The Genera 8.1 CD-ROM is structured with two volumes, one a smallish
MacFS volume containing only the Macintosh software needed for the
release, and the other, with the bulk of the data, an ISO9660 volume.
Genera 8.1 has software to support accessing ISO9660 filesystems (and
there is provision to bootstrap 8.1 for all supported configurations).
And SunOS 4.1 supports ISO9660 too.
For example, we have a cluster of 36xx machines, a Sun 3/260 with a
UX1200S in it, and a Macintosh with a CD ROM drive (Well, the CD ROM
drive isn't actually here yet, but it will be soon). Note that there is
no Ivory in the Mac, and there is no CD ROM drive on the Sun. All of
this equipment is connected via ethernet.
So, can a configuration like this make use of the CD ROM distribution?
If so, how?
That doesn't sound like a workable configuration.

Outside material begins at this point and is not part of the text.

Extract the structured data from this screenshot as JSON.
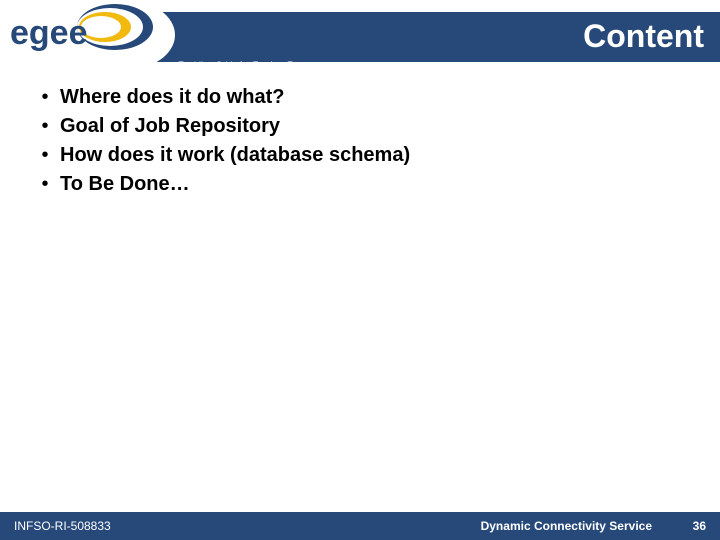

Right, it's not, unfortunately. At a minimum, you need to add either a
MacIvory to go with your Mac/CD-ROM or you need a Sun with a CD-ROM
drive (see below). Of course, more elaborate additions work also, e.g.,
an XL plus CD-ROM drive.
I expect that Genera
accesses the CD-ROM drive as if it were a tape drive, and I don't think
the Macintosh implements servers for any of the remote tape access
protocols that Genera knows (Symbolics RTAPE and Unix /etc/rmt).
Not true. Genera accesses a local CD-ROM drive (XL or MacIvory) as a
SCSI disk. It accesses a CD-ROM drive on a remote Genera (running 8.1)
via any appropriate file protocol. And it accesses a CD-ROM drive on a
Sun (whether the Sun is hosting a UX or not) via NFS or TCP-FTP.
The CD-ROM drive is just a SCSI device, so if you can buy a SCSI
interface for the Sun you could then hook the CD-ROM drive to it when
you need it. Newer Sun models have SCSI interfaces built in, but
The requirement is a little stronger than that. To our knowledge, the
only Sun models for which Sun's CD-ROM driver is qualified are the 4/330
and the Sparcstation 1 (and 2?). But you should check with your Sun rep
for an authritative list of the possibilities.